If #y = 0# then the radius is infinite. Otherwise it is #1#.

Assuming we want to deal with Real numbers only, we require #y >= 0#

If #y=0# then the radius of convergence is infinite.

Otherwise, #y > 0#

Note that the sequence #a_1, a_2, a_3,...# is strictly monotonic increasing.

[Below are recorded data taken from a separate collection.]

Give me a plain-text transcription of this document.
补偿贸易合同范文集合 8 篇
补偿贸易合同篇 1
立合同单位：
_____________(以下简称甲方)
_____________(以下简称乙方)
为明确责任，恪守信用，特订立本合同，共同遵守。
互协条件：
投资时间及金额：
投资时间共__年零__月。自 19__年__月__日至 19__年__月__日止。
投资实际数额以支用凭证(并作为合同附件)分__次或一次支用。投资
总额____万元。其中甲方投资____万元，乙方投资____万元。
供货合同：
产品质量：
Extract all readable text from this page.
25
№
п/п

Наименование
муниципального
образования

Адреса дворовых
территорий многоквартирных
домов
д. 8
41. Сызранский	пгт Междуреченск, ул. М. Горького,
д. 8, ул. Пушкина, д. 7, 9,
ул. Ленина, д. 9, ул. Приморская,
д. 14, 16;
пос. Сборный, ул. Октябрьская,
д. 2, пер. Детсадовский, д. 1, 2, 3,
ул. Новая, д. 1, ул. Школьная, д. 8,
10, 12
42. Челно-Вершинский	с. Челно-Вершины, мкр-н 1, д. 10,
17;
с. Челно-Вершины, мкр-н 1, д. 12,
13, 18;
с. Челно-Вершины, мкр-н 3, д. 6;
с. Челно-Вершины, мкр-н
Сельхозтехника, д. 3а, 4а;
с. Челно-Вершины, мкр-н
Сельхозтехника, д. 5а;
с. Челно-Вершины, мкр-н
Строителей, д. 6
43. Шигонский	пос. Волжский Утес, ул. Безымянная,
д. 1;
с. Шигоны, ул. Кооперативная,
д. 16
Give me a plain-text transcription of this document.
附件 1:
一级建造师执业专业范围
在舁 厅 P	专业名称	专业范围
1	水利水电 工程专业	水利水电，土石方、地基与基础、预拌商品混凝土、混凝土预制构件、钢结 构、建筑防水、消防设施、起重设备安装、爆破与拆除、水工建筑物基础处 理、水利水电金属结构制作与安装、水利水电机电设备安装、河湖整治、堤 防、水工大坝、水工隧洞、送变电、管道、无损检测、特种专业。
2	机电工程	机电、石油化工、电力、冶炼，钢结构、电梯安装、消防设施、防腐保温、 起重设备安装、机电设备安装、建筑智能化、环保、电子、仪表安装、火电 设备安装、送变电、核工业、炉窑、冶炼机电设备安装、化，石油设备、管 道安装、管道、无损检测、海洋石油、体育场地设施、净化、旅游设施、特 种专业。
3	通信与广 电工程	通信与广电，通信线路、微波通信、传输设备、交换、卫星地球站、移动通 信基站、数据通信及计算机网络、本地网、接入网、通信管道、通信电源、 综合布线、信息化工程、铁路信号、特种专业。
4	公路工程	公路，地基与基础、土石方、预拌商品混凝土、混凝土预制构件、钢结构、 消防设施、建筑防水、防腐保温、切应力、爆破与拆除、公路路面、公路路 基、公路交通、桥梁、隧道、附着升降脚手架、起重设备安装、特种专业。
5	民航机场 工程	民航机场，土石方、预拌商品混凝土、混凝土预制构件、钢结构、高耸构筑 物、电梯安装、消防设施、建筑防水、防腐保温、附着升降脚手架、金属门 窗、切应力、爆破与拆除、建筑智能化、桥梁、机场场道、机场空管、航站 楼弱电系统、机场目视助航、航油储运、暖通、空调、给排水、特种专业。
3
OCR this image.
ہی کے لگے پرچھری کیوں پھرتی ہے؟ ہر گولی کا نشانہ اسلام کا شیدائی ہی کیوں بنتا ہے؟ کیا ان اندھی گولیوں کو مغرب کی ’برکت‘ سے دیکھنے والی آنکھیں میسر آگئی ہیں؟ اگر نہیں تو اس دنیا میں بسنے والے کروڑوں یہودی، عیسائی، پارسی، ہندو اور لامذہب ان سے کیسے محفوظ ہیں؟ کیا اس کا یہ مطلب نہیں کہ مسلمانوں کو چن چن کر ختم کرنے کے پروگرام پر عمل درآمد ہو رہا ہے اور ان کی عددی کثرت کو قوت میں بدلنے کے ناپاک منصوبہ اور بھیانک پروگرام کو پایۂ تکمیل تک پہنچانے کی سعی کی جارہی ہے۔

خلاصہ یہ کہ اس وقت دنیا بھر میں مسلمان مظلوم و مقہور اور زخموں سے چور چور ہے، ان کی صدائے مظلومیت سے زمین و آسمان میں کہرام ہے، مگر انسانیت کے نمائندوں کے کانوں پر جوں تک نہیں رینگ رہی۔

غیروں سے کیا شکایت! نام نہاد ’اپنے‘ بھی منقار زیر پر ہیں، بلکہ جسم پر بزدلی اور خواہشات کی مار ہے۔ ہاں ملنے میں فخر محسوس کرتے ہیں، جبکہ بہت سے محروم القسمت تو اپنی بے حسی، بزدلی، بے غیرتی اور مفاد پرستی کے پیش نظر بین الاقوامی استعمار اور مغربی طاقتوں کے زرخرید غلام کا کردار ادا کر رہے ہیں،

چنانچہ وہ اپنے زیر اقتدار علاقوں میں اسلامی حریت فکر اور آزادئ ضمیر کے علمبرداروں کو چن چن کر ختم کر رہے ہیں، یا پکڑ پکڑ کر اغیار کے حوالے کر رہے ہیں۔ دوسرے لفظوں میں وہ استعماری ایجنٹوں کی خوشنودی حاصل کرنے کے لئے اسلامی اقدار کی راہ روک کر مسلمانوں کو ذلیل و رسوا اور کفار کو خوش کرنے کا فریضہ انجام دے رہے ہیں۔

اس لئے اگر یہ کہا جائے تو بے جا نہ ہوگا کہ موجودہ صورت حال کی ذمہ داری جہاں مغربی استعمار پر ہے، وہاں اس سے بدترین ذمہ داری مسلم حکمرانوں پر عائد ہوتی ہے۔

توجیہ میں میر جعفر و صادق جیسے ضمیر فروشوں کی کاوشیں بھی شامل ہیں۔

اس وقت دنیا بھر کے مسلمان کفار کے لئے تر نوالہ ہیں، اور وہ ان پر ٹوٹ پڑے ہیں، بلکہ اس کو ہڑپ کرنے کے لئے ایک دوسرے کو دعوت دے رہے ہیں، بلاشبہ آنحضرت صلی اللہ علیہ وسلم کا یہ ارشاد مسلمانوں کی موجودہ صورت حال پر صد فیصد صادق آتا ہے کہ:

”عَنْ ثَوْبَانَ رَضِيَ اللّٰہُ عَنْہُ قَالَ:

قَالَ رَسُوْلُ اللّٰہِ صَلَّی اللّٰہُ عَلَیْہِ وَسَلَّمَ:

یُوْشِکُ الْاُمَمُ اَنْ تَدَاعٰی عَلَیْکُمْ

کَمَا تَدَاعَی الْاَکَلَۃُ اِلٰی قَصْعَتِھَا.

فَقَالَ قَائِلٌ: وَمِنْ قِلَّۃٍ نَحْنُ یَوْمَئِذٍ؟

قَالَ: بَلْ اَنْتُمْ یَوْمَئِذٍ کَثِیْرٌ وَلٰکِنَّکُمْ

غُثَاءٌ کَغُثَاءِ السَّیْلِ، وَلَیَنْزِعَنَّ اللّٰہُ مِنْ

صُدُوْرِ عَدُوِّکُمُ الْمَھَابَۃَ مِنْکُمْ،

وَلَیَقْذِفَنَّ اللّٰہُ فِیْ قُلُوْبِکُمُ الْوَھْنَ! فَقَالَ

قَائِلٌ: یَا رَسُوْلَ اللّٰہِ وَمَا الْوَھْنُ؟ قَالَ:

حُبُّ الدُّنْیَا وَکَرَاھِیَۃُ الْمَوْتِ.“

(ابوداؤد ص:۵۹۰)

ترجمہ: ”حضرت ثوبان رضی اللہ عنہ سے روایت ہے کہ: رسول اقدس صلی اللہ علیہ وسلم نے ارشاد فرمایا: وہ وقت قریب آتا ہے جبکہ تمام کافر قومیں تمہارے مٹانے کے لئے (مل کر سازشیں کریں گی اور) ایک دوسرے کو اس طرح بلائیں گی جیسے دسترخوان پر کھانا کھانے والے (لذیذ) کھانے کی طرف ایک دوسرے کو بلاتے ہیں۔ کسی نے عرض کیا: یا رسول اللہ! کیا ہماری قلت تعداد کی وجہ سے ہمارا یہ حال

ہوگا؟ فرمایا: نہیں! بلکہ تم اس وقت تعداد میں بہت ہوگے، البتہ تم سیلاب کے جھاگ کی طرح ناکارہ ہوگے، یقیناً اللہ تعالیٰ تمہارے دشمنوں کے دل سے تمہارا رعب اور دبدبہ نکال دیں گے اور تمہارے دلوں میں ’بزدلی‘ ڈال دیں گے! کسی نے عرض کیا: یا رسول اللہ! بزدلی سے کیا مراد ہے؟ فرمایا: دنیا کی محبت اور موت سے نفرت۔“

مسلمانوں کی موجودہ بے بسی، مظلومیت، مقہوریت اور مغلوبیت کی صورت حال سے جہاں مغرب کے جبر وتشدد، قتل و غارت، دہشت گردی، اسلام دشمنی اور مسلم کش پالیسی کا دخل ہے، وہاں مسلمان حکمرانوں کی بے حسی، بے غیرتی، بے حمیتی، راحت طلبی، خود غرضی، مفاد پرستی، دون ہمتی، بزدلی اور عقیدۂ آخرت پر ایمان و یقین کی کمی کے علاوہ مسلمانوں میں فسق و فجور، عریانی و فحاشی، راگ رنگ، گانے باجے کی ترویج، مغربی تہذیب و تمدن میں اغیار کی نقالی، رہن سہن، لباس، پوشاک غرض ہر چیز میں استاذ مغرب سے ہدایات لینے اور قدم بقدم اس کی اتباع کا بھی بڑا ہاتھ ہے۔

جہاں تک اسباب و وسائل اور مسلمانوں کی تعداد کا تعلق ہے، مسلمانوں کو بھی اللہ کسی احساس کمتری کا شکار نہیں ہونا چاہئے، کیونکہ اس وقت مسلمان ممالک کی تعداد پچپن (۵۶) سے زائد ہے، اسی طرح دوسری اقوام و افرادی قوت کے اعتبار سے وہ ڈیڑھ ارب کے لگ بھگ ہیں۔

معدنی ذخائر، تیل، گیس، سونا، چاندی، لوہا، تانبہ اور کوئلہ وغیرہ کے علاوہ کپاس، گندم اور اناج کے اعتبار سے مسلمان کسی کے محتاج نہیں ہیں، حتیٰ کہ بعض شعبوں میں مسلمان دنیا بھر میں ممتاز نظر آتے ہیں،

It does have a finite fixed point towards which it converges:

Let #t = sqrt(y+sqrt(y+sqrt(y+sqrt(y+sqrt(y+...)))))#

Then:

#t^2-t-y = 0#

So using the quadratic formula:

#t = (1+-sqrt(1+4y))/2#

and since #t >= 0# we must have:

#t = 1/2+sqrt(1+4y)/2 = 1/2+sqrt(y+1/4)#

This is a fixed point of the function #f(t) = sqrt(y+t)#

In particular, if #x >= 0# then

#sqrt(y) sum_(k=1)^oo x^k <= sum_(k=1)^oo a_k x^k <= (1/2+sqrt(y+1/4)) sum_(k=1)^oo x^k#

So #sum_(k=1)^oo a_k x^k# is absolutely convergent if and only if #sum_(k=1)^oo x^k# is absolutely convergent, which is if and only if #abs(x) < 1#.

Hence the radius of convergence is #1#.